Once the winds calmed down we took to the dinghy out for a spot of lobster hunting. These critters can be pretty elusive at times but Liam did manage to spot one and he in turn spotted us, which made for a hasty retreat on his part. Sadly for us he lives to tell the tale. On the way back home we did a drift snorkel through the cut between Big Majors and Fowl Cay. The current was hooting through at a couple of knots as we glided at speed over the fish and corals below. It was so much fun that we went back and did it three more times. Later that arvo Liam launched Shadow the drone and we got some great ariel footage of the pigs, the boat and the surrounding waters. Just as soon as we get sorted the video will be added to this post, but in the meanwhile you’ll have to settle for some still shots.

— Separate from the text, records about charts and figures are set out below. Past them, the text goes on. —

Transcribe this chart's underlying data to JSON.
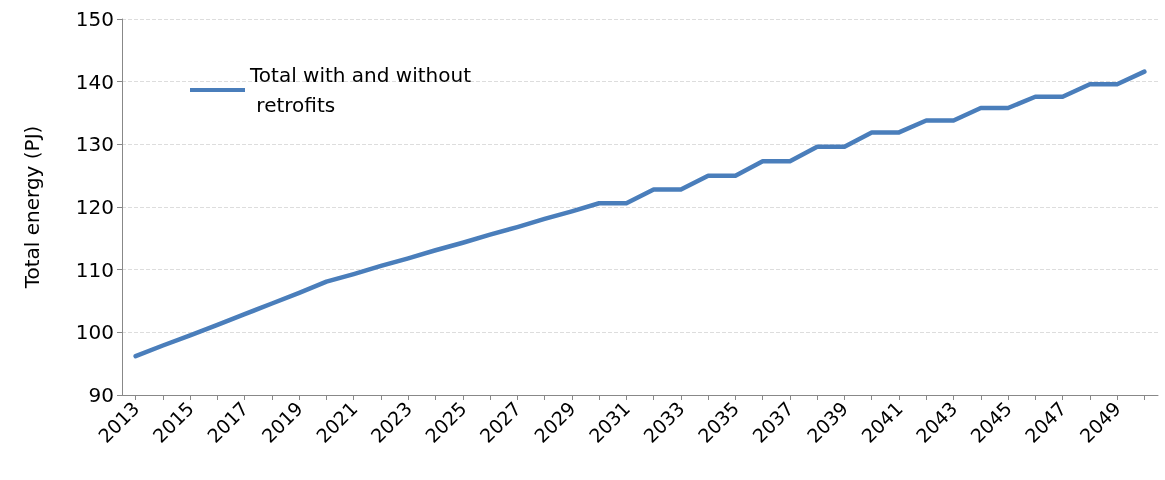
{
  "chart_data": {
    "type": "line",
    "ylabel": "Total energy (PJ)",
    "categories": [
      "2013",
      null,
      "2015",
      null,
      "2017",
      null,
      "2019",
      null,
      "2021",
      null,
      "2023",
      null,
      "2025",
      null,
      "2027",
      null,
      "2029",
      null,
      "2031",
      null,
      "2033",
      null,
      "2035",
      null,
      "2037",
      null,
      "2039",
      null,
      "2041",
      null,
      "2043",
      null,
      "2045",
      null,
      "2047",
      null,
      "2049",
      null
    ],
    "series": [
      {
        "name": "Total with and without retrofits",
        "color": "#4a7ebb",
        "values": [
          96.2,
          97.9,
          99.5,
          101.2,
          102.9,
          104.6,
          106.3,
          108.1,
          109.3,
          110.6,
          111.8,
          113.1,
          114.3,
          115.6,
          116.8,
          118.1,
          119.3,
          120.6,
          120.6,
          122.8,
          122.8,
          125.0,
          125.0,
          127.3,
          127.3,
          129.6,
          129.6,
          131.9,
          131.9,
          133.8,
          133.8,
          135.8,
          135.8,
          137.6,
          137.6,
          139.6,
          139.6,
          141.6
        ]
      }
    ],
    "ylim": [
      90,
      150
    ],
    "yticks": [
      90,
      100,
      110,
      120,
      130,
      140,
      150
    ],
    "grid": "y",
    "legend": "top left",
    "marker": "none",
    "line_style": "solid"
  }
}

Now we are down at Black Point, a small community that is very boater oriented. Since being here I’ve had my haircut in the outdoor salon that has to have THE best view of any hair cutting establishment on the planet. We’ve once again seen the fabled “Green Flash”, that makes a total of four in the past 11 years. We’ve enjoyed a couple of great rum punches at Scorpios bar and grill and caught up with friends not seen since 2011.
Loads of washing have been done and Sunday morning music has been brought to us courtesy of the melodic tones of the church choir belting out songs of praise to the almighty. And tonight we’ll go ashore and feast on a traditional Bahamian buffet at Lorraine's Café.
Tomorrow we’ll be making a change in direction as we set sail to a new destination in the out islands of the Bahamas, Cat Island. It’s some 50 miles east of here and with the forecast of south easterly winds we’re chomping at the bit to set the sails again!
Cruiser Info :
Dinghy dock at the government dock, trash skip also at the shore end of the dock with donation box.
Rockside Laundramat : Run by Iada , call on ch 16. Open Mon – Sat 0830 – 1730, Closed Sunday. Washers and dryers DIY or drop off service. Sells cold drinks, souveniers, marine supplies, hardware supplies and wonderful homemade carrot cake. Free wi-fi and dinghy dock.
Scorpios Bar & Grill : Open everyday 0800 till late. Cruisers happy hour Tues, Thurs & Fri, 1600 – 1800. Great food, fab rum punches and great people.
Lorraines Cafe. Open daily lunch & dinner, specials announced on ch 16.
There are other eating places in town as well that we are yet to try.